Читать книгу Uriel - Tanya Carpenter - Страница 13

Оглавление

Kapitel 4

Angespannt ließ Proud den Blick durch den Raum schweifen. Samuel van Vaughn hatte ihnen zwar gesagt, dass die Nephilim ihren Weg zurück nach L.A. finden würden, sobald sie erweckt wurden, aber Hölle noch mal, es war nie die Rede davon gewesen, dass sie sich alle in seinem Wohnzimmer tummeln mussten. Wann hatte sich dieses Gerücht verbreitet, dass er ihr Retter sein würde? Ihre Anlaufstelle? Wie kamen sie nur darauf, dass er Antworten auf alle Fragen hatte, die mit dieser Scheißprophezeiung in Verbindung standen?

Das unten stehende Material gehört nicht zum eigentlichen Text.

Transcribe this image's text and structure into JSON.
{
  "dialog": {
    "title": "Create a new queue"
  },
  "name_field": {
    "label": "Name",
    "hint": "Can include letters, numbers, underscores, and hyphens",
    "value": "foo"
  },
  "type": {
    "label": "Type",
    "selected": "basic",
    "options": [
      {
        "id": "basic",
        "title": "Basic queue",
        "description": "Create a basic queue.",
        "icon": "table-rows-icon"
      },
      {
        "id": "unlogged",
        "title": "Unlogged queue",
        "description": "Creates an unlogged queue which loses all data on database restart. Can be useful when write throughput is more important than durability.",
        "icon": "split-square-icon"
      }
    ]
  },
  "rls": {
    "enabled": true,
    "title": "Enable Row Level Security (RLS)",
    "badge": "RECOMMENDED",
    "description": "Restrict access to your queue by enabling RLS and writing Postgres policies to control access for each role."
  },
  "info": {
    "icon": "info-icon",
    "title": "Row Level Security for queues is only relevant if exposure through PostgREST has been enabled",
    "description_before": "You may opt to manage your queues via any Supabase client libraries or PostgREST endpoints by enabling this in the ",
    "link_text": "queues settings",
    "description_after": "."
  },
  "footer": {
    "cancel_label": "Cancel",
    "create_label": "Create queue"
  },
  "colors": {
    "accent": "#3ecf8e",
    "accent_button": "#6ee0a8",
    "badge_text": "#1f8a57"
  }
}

Gerade nach letzter Nacht konnte er das überhaupt nicht brauchen. Eine Mütze voll Schlaf wäre ihm lieber gewesen. Oder zumindest ein paar Stunden Ruhe zum Nachdenken. Die Situation überforderte ihn maßlos und er hätte demjenigen, der dafür verantwortlich war, liebend gern in den Arsch getreten. Vermutlich dieser Eloy. Der hatte schließlich schon Haley und Ethan zu ihm geschickt. Oder war Kyle der Grund dafür? Immerhin hatte er vorgehabt, die gefundenen Nephilim zu Proud zu schicken, aber außer Lydia war es bei keiner dazu gekommen. Kesha zählte nicht.

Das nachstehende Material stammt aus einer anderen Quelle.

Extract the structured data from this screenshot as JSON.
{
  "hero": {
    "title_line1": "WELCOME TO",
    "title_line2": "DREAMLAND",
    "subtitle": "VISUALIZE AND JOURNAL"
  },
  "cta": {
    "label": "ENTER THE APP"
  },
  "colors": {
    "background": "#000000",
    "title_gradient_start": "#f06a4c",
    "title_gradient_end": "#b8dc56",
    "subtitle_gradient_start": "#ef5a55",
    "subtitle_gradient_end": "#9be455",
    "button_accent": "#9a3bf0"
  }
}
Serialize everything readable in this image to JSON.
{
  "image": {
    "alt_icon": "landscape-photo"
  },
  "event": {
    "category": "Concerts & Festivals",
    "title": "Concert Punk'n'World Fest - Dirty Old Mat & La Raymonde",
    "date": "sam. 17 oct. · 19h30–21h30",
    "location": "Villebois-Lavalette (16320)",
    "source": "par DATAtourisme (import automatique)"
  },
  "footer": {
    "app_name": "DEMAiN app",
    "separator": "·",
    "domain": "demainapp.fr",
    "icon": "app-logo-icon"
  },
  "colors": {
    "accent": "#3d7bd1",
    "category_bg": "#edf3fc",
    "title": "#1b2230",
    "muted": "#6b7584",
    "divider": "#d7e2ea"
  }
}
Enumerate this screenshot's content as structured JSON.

Natürlich trug auch die Tatsache, dass nach dem Vorfall im Sadeshia die Vereinigten Staaten und speziell Los Angeles ein relativ sicherer Ort zu sein schien, dazu bei, die Nephilim hierherzuführen. Überall sonst auf der Welt machten die Grigori gerade gezielt Jagd, und das, wie man hörte, sogar relativ erfolgreich. Proud war nicht zart besaitet, aber was sie über die Ereignisse hörten, ließ auch ihn schaudern. Das war einfach … unmenschlich. Aber wer hatte je behauptet, dass die Gefallenen menschlich seien?

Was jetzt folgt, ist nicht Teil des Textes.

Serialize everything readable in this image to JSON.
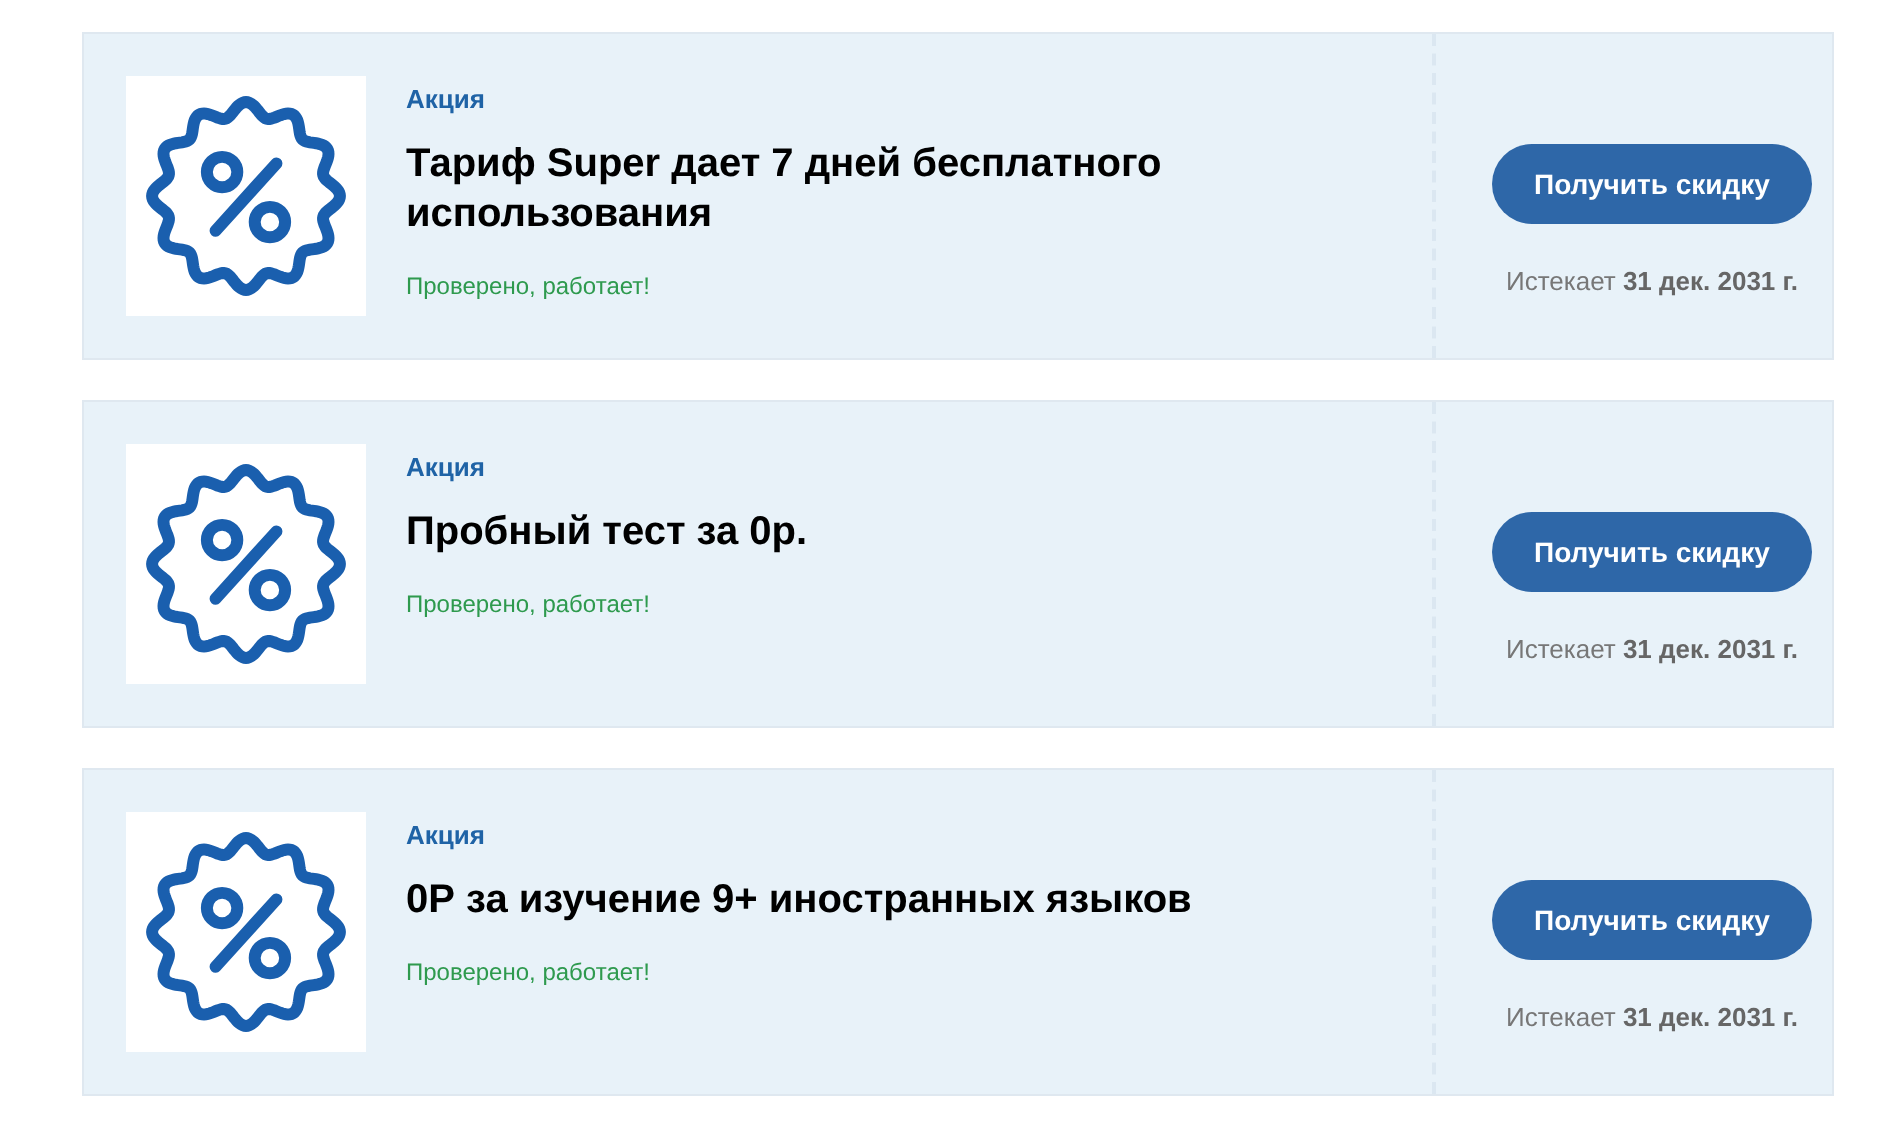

Diese Treibjagden waren jedoch weniger der Grund, dass die Nephilim an seine Haustür klopften, als leite er ein verdammtes Asyl für Halbengel. Das hatte andere Hintergründe, die ihnen ebenfalls gerüchteweise mehr und mehr zu Ohren kamen. Es nervte Proud gewaltig, dass er sich sozusagen den Ruf eines Heilsbringers und Beschützers für alle Nephilim dieses Planeten erworben hatte. Wobei er noch nicht einmal verstehen konnte, was ihn überhaupt dazu machte. Die Rolle gefiel ihm nicht, sie fühlte sich nicht gut an, passte nicht zu ihm. Sie engte ihn ein. Der strahlende Held ohne jeden Makel, das war immer Kyles Part gewesen, doch dank seines Schnittererbes war der nun raus. Er hatte sich damit disqualifiziert, auch nach seiner Heilung ein potenzielles Risiko für die Halbengel zu sein. Trotzdem rechtfertigte das nicht, Proud die Scheiße ungefragt auf’s Auge zu drücken. Am meisten ärgerte es ihn, dass Kyle dies auch noch mit einer gewissen Genugtuung betrachtete, sich darüber hinaus aber dezent zurückhielt.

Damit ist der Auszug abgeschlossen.